Savchenko, A. S. PLACES OF FORCED DETENTION IN THE TERRITORY OF CRIMEA DURING THE NAZI OCCUPATION. Proceedings of Petrozavodsk State University. 2024;46(8):79–87. DOI: 10.15393/uchz.art.2024.1113


Russian history


PLACES OF FORCED DETENTION IN THE TERRITORY OF CRIMEA DURING THE NAZI OCCUPATION

Savchenko
A. S.
V. I. Vernadskiy Crimean Federal University
Keywords:
Crimea
Nazi occupation
places of forced detention
genocide
prisoners of war
Holocaust
“ostarbeiter”
Summary: This article examines the system of places of forced detention, as well as its role in the regime created by the Nazis in the occupied Crimea in 1941–1944. Based on the use of a wide range of literature and sources, it is shown that this topic has not yet been the subject of serious scientifi c research.
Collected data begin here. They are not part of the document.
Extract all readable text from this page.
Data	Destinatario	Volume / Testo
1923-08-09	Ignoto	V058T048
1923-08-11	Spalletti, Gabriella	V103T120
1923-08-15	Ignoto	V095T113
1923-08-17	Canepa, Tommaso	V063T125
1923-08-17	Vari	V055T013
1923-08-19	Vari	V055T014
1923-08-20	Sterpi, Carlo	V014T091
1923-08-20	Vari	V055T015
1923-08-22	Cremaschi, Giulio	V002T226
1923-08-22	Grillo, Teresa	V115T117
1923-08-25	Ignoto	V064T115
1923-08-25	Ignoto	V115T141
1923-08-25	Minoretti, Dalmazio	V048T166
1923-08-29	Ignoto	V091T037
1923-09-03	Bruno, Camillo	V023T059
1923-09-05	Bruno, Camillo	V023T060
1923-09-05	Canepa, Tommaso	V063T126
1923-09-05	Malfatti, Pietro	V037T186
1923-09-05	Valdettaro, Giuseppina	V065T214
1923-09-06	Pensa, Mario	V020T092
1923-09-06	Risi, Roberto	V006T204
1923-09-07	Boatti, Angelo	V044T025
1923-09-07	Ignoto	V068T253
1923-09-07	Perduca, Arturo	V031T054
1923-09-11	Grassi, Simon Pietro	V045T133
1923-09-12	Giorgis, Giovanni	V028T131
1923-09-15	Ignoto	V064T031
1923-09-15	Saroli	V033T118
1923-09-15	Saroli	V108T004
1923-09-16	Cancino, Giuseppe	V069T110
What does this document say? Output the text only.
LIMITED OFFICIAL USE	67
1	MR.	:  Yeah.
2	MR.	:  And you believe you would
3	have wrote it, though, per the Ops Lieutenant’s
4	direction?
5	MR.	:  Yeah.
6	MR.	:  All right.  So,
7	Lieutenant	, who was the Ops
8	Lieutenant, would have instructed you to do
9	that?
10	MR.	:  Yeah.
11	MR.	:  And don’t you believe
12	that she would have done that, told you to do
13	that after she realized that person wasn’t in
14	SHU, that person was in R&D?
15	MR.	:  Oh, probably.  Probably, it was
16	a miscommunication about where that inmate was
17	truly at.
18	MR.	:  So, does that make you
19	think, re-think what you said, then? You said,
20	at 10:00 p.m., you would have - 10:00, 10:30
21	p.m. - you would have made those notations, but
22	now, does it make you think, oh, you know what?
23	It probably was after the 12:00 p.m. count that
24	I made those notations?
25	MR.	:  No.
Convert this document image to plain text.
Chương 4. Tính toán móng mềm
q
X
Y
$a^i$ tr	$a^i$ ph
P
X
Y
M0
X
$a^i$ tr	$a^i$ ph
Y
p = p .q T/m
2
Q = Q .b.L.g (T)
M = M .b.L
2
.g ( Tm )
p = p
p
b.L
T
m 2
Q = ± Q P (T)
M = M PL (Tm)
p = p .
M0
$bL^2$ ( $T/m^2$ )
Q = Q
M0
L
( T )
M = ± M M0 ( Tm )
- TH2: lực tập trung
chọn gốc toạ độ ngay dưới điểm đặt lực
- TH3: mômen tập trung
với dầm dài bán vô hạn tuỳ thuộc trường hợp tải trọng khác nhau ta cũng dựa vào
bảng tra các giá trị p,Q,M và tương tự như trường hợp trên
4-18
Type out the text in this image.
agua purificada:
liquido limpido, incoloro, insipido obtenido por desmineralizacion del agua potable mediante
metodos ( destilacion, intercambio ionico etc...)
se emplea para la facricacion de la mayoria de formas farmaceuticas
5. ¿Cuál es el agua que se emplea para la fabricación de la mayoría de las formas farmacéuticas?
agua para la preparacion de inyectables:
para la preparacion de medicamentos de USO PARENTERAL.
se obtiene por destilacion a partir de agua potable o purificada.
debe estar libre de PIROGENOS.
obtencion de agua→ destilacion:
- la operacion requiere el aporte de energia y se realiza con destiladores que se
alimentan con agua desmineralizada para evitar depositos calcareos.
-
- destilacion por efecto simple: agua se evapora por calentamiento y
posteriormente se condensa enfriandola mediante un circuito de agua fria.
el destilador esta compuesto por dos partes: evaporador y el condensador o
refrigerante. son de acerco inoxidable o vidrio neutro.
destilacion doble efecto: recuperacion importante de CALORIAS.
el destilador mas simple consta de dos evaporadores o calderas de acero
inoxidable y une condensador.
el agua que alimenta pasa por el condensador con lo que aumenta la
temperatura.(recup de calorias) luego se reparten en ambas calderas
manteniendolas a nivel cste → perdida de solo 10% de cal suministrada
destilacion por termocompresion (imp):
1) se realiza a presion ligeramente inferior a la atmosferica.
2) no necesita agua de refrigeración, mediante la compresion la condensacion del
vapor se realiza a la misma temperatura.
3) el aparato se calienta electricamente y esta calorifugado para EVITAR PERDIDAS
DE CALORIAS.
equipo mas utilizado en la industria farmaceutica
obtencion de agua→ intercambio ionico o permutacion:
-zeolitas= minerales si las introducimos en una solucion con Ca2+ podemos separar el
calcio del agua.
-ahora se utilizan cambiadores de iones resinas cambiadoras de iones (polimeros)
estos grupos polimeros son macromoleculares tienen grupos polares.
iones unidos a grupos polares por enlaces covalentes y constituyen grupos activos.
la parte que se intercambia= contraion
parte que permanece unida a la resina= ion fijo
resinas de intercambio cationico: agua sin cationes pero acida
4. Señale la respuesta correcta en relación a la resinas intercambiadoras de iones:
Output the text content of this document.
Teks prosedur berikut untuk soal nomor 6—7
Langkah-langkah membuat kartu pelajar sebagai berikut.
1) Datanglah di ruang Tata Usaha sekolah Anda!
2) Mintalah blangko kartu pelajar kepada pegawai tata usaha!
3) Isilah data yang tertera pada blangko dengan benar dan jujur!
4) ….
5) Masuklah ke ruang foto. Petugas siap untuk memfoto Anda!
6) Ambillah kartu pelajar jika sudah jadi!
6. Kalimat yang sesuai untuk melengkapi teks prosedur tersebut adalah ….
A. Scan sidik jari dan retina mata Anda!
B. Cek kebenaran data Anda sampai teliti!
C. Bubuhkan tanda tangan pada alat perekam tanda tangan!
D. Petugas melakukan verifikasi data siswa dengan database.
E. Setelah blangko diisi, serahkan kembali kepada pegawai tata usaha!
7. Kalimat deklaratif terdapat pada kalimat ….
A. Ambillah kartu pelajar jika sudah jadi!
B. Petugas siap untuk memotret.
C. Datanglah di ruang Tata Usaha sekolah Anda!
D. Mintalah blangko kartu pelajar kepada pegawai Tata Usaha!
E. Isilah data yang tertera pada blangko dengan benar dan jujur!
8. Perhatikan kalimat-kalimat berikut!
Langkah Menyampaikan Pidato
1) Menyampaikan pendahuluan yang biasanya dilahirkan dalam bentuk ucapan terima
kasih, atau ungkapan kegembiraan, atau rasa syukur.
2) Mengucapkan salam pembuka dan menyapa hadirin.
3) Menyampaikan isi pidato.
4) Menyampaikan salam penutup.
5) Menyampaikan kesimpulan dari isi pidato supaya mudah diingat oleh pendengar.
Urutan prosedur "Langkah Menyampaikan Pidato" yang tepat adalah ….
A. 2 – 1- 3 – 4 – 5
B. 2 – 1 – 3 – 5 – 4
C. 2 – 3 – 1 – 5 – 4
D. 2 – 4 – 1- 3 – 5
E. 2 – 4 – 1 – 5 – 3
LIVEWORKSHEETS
It was established that the system of places of forced detention in the territory of Crimea included about 100 different institutions, among which fi ve main types can be distinguished: prisoner of war camps, prisons and concentration camps of the police apparatus, assembly points for the Jewish and Gypsy population, labor camps and transit camps for the civilian population. It was revealed that the most numerous type were prisoner of war camps. In them, as well as in prisons and concentration camps of the police apparatus, the occupiers killed the vast majority of the victims of the Nazi repressive policy on the territory of Crimea. In most of the places of forced detention, a very strict regime was established, which made them, in fact, “death camps” (for example, the concentration camp at the “Krasny” state farm). As a result of the conducted research, it was found that the Nazi system of places of forced detention performed a dual function in Crimea: the exploitation of the Soviet population and prisoners of war and their destruction within the framework of the colonial policy of Nazi Germany.